Within the public sector, particularly at the state and local level, there are long-standing patterns of corruption by some officials seeking payoffs in exchange for allowing projects to proceed. Efforts to reduce corruption are frequently stymied by the nature of India's coalition politics, whereby ruling coalitions are reluctant to pursue anti-corruption cases against coalition partners. Corruption cases of parties who are not part of ruling coalitions cannot be husbanded through India's justice system at anything but glacial speed.

Coalition Politics

The second challenge facing the Finance Ministry is that it is part of a coalition government. Led by the Congress Party of India (Congress-I), this coalition includes both the Communist Party of India (Marxist) and elements from the moderate Tamil Maanila Congress (TMC), of which P.C. hails. The TMC merged back into Congress-I after the death of the TMC's founder G.K. Moopanar in 2001.

India is a multi-party democracy that includes a preponderance of local and regional parties. The distributed nature of power can impede decisive action on the national level and can slow economic reforms.

American efforts to negotiate with top officials of the Center are, in my experience, often ineffective, because the Center does not always hold firm sway over national policies or large sectors of public opinion.

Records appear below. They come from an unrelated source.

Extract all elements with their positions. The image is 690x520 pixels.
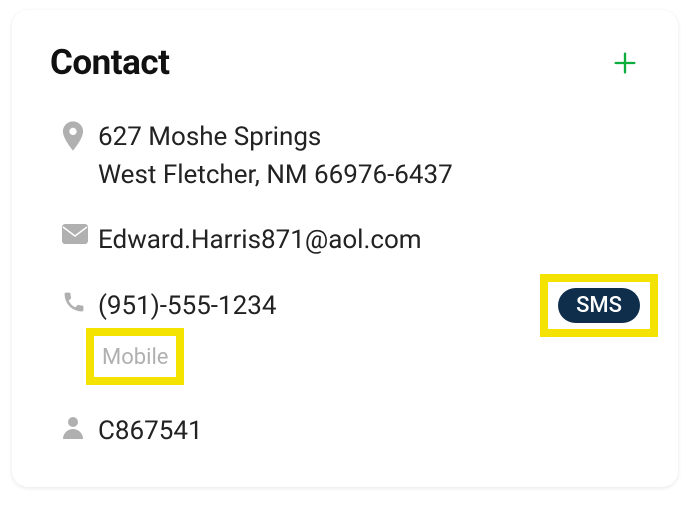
id-text: C867541 [98,413,640,451]
phone-content: (951)-555-1234 Mobile [98,288,540,385]
card-title: Contact [50,42,169,83]
id-icon-cell [50,413,98,439]
phone-icon-cell [50,288,98,314]
email-text: Edward.Harris871@aol.com [98,222,640,260]
person-icon [62,415,84,439]
phone-action: SMS [540,288,640,323]
location-pin-icon [62,121,84,151]
envelope-icon [62,224,88,244]
card-header: Contact [50,42,640,83]
address-row: 627 Moshe Springs West Fletcher, NM 6697… [50,119,640,194]
phone-type-highlight: Mobile [86,328,184,386]
contact-card: Contact 627 Moshe Springs West Fletcher,… [12,10,678,487]
address-text: 627 Moshe Springs West Fletcher, NM 6697… [98,119,640,194]
add-contact-button[interactable] [610,48,640,78]
email-icon-cell [50,222,98,244]
phone-icon [62,290,86,314]
address-line2: West Fletcher, NM 66976-6437 [98,157,640,195]
phone-number: (951)-555-1234 [98,288,540,326]
address-icon-cell [50,119,98,151]
phone-type: Mobile [102,342,168,374]
address-line1: 627 Moshe Springs [98,119,640,157]
sms-button[interactable]: SMS [558,288,640,323]
phone-row: (951)-555-1234 Mobile SMS [50,288,640,385]
plus-icon [611,49,639,77]
sms-highlight: SMS [540,274,658,337]
id-row: C867541 [50,413,640,451]
email-row: Edward.Harris871@aol.com [50,222,640,260]
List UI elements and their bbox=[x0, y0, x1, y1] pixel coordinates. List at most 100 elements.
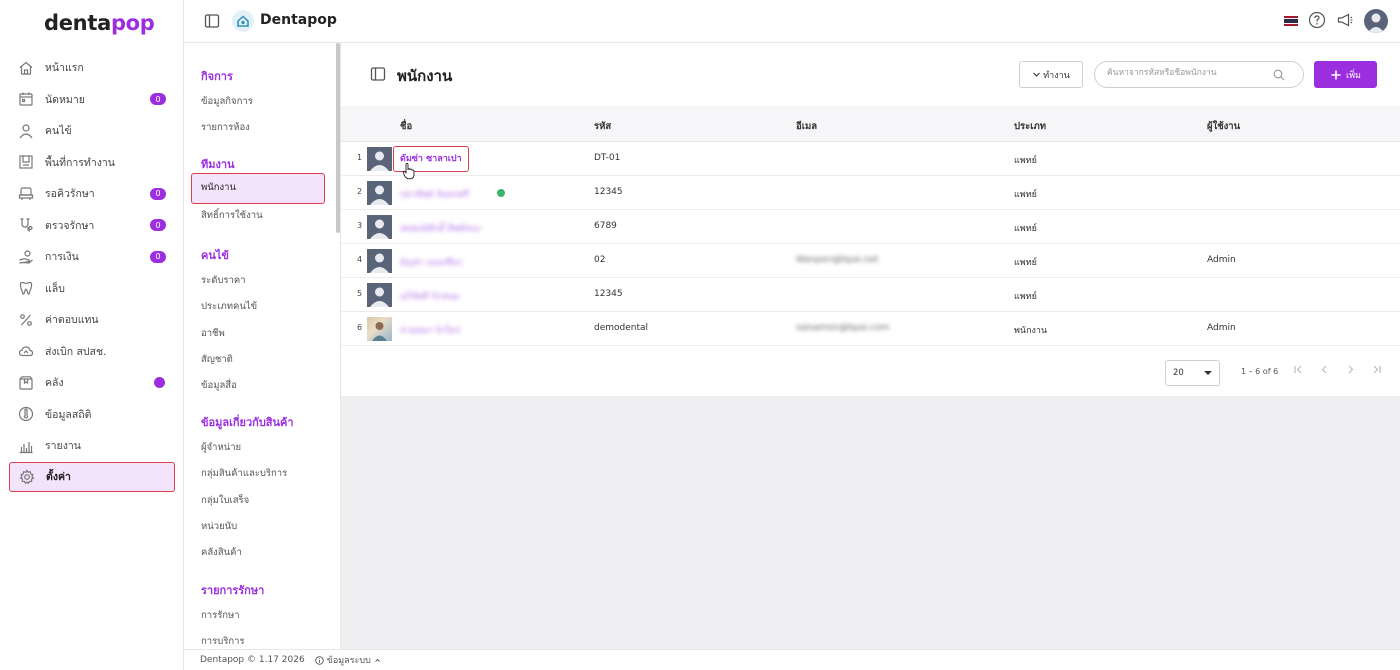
megaphone-icon[interactable] bbox=[1336, 11, 1354, 32]
sidebar-item-label: พื้นที่การทำงาน bbox=[45, 156, 115, 169]
treatment-icon bbox=[17, 216, 35, 234]
sidebar-toggle-icon[interactable] bbox=[204, 13, 220, 32]
plus-icon bbox=[1331, 70, 1341, 79]
employee-name-link[interactable]: สายสมร รักใคร่ bbox=[400, 323, 460, 337]
sidebar-item-9[interactable]: ส่งเบิก สปสช. bbox=[0, 336, 184, 368]
subnav-item[interactable]: คลังสินค้า bbox=[201, 545, 242, 560]
prev-page-icon[interactable] bbox=[1319, 364, 1330, 378]
employee-name-link[interactable]: ธัญช่า มณเฑียร bbox=[400, 255, 462, 269]
subnav-item[interactable]: หน่วยนับ bbox=[201, 519, 237, 534]
brand-logo[interactable]: dentapop bbox=[44, 11, 155, 35]
count-badge: 0 bbox=[150, 93, 166, 106]
employee-name-link[interactable]: อภิชัยดี รักสนม bbox=[400, 289, 459, 303]
thai-flag-icon[interactable] bbox=[1284, 16, 1298, 27]
sidebar-item-11[interactable]: ข้อมูลสถิติ bbox=[0, 399, 184, 431]
subnav-item[interactable]: ข้อมูลกิจการ bbox=[201, 94, 253, 109]
next-page-icon[interactable] bbox=[1345, 364, 1356, 378]
sidebar-item-12[interactable]: รายงาน bbox=[0, 430, 184, 462]
sidebar-item-4[interactable]: รอคิวรักษา 0 bbox=[0, 178, 184, 210]
employee-type: แพทย์ bbox=[1014, 292, 1037, 302]
sidebar-item-1[interactable]: นัดหมาย 0 bbox=[0, 84, 184, 116]
row-number: 1 bbox=[357, 153, 363, 162]
employee-name-link[interactable]: ปลาทิพย์ จันทรศรี bbox=[400, 187, 469, 201]
col-header-user[interactable]: ผู้ใช้งาน bbox=[1207, 119, 1240, 134]
add-button-label: เพิ่ม bbox=[1346, 69, 1361, 80]
home-icon bbox=[17, 59, 35, 77]
page-range: 1 – 6 of 6 bbox=[1241, 367, 1279, 376]
table-row[interactable]: 1 ดัมซ่า ซาลาเปา DT-01 แพทย์ bbox=[341, 142, 1400, 176]
panel-toggle-icon[interactable] bbox=[370, 66, 386, 85]
subnav-item[interactable]: สัญชาติ bbox=[201, 352, 233, 367]
notification-dot bbox=[154, 377, 165, 389]
subnav-section-title: ข้อมูลเกี่ยวกับสินค้า bbox=[201, 416, 294, 429]
sidebar-item-5[interactable]: ตรวจรักษา 0 bbox=[0, 210, 184, 242]
sidebar-item-0[interactable]: หน้าแรก bbox=[0, 52, 184, 84]
chevron-down-icon bbox=[1033, 72, 1041, 77]
table-row[interactable]: 4 ธัญช่า มณเฑียร 02 Wanpen@bpai.net แพทย์ Adm… bbox=[341, 244, 1400, 278]
subnav-item[interactable]: ข้อมูลสื่อ bbox=[201, 378, 237, 393]
subnav-item[interactable]: อาชีพ bbox=[201, 326, 225, 341]
sidebar-item-label: ข้อมูลสถิติ bbox=[45, 408, 92, 421]
employee-avatar bbox=[367, 147, 392, 171]
sidebar-item-2[interactable]: คนไข้ bbox=[0, 115, 184, 147]
col-header-name[interactable]: ชื่อ bbox=[400, 119, 412, 134]
add-employee-button[interactable]: เพิ่ม bbox=[1314, 61, 1377, 88]
employee-type: แพทย์ bbox=[1014, 190, 1037, 200]
system-info-link[interactable]: ข้อมูลระบบ bbox=[314, 653, 381, 667]
subnav-section-title: กิจการ bbox=[201, 70, 233, 83]
subnav-item[interactable]: ผู้จำหน่าย bbox=[201, 440, 241, 455]
subnav-item[interactable]: รายการห้อง bbox=[201, 120, 250, 135]
subnav-item[interactable]: สิทธิ์การใช้งาน bbox=[201, 208, 263, 223]
search-input[interactable] bbox=[1107, 68, 1277, 78]
sidebar-item-3[interactable]: พื้นที่การทำงาน bbox=[0, 147, 184, 179]
sidebar-item-10[interactable]: คลัง bbox=[0, 367, 184, 399]
col-header-code[interactable]: รหัส bbox=[594, 119, 611, 134]
subnav-item-employees[interactable]: พนักงาน bbox=[191, 173, 325, 204]
sidebar-item-label: ส่งเบิก สปสช. bbox=[45, 345, 107, 358]
gear-icon bbox=[18, 468, 36, 486]
table-row[interactable]: 6 สายสมร รักใคร่ demodental saisamon@bpai.c… bbox=[341, 312, 1400, 346]
sidebar-item-label: การเงิน bbox=[45, 251, 79, 264]
sidebar-item-7[interactable]: แล็บ bbox=[0, 273, 184, 305]
app-logo-icon bbox=[232, 10, 254, 32]
employee-type: แพทย์ bbox=[1014, 258, 1037, 268]
sidebar-item-13[interactable]: ตั้งค่า bbox=[9, 461, 175, 492]
footer: Dentapop © 1.17 2026 ข้อมูลระบบ bbox=[184, 649, 1400, 670]
col-header-type[interactable]: ประเภท bbox=[1014, 119, 1046, 134]
chevron-up-icon bbox=[374, 658, 380, 662]
subnav-scrollbar[interactable] bbox=[336, 43, 340, 233]
first-page-icon[interactable] bbox=[1293, 364, 1304, 378]
employee-avatar bbox=[367, 283, 392, 307]
employee-code: demodental bbox=[594, 323, 649, 333]
subnav-item[interactable]: การบริการ bbox=[201, 634, 245, 649]
employee-avatar bbox=[367, 181, 392, 205]
employee-name-link[interactable]: สมพงษ์ศักดิ์ ทิพย์ทอง bbox=[400, 221, 480, 235]
status-filter-label: ทำงาน bbox=[1043, 69, 1070, 80]
last-page-icon[interactable] bbox=[1371, 364, 1382, 378]
employee-type: พนักงาน bbox=[1014, 326, 1048, 336]
search-icon[interactable] bbox=[1273, 69, 1285, 84]
employee-type: แพทย์ bbox=[1014, 224, 1037, 234]
page-size-select[interactable]: 20 bbox=[1165, 360, 1220, 386]
subnav-item[interactable]: กลุ่มสินค้าและบริการ bbox=[201, 466, 287, 481]
help-icon[interactable] bbox=[1308, 11, 1326, 32]
sidebar-item-8[interactable]: ค่าตอบแทน bbox=[0, 304, 184, 336]
table-row[interactable]: 3 สมพงษ์ศักดิ์ ทิพย์ทอง 6789 แพทย์ bbox=[341, 210, 1400, 244]
user-icon bbox=[17, 122, 35, 140]
employee-type: แพทย์ bbox=[1014, 156, 1037, 166]
subnav-item[interactable]: ระดับราคา bbox=[201, 273, 246, 288]
user-avatar[interactable] bbox=[1364, 9, 1388, 33]
table-row[interactable]: 2 ปลาทิพย์ จันทรศรี 12345 แพทย์ bbox=[341, 176, 1400, 210]
status-filter-button[interactable]: ทำงาน bbox=[1019, 61, 1083, 88]
search-box bbox=[1094, 61, 1304, 88]
col-header-email[interactable]: อีเมล bbox=[796, 119, 817, 134]
subnav-item[interactable]: กลุ่มใบเสร็จ bbox=[201, 493, 249, 508]
employee-table: ชื่อ รหัส อีเมล ประเภท ผู้ใช้งาน 1 ดัมซ่า… bbox=[341, 106, 1400, 396]
subnav-item[interactable]: ประเภทคนไข้ bbox=[201, 299, 257, 314]
subnav-section-title: รายการรักษา bbox=[201, 584, 265, 597]
subnav-item[interactable]: การรักษา bbox=[201, 608, 240, 623]
box-icon bbox=[17, 374, 35, 392]
sidebar-item-6[interactable]: การเงิน 0 bbox=[0, 241, 184, 273]
pagination: 20 1 – 6 of 6 bbox=[341, 354, 1400, 394]
table-row[interactable]: 5 อภิชัยดี รักสนม 12345 แพทย์ bbox=[341, 278, 1400, 312]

The fact that India is a young democracy with highly influential regional leaders means that consensus building and policy reform efforts need to extend beyond government offices in New Delhi.

Importance of Regional Ties

American diplomacy often does not have time for New Delhi, let alone the Chief Ministers of India's most powerful states. As our economies become more intertwined and co-dependent, new and stronger private and public sector ties need to be maintained.

Better ongoing contacts are needed not only with all the elected Chief Ministers, but with the major opposition parties that play a key role in determining policies.

Americans need to learn how to deal with the media in India and need to reach out to the media on a more frequent basis. Better media relations will reduce the potential for misinformation that damages U.S.-India economic ties. President Bush's first visit to India is a good first step. More steps are needed.


Anthony Mitchell , an E-Commerce Times columnist, has been involved with the Indian IT industry since 1987, specializing through InternationalStaff.net in offshore process migration, call center program management, turnkey software development and help desk management.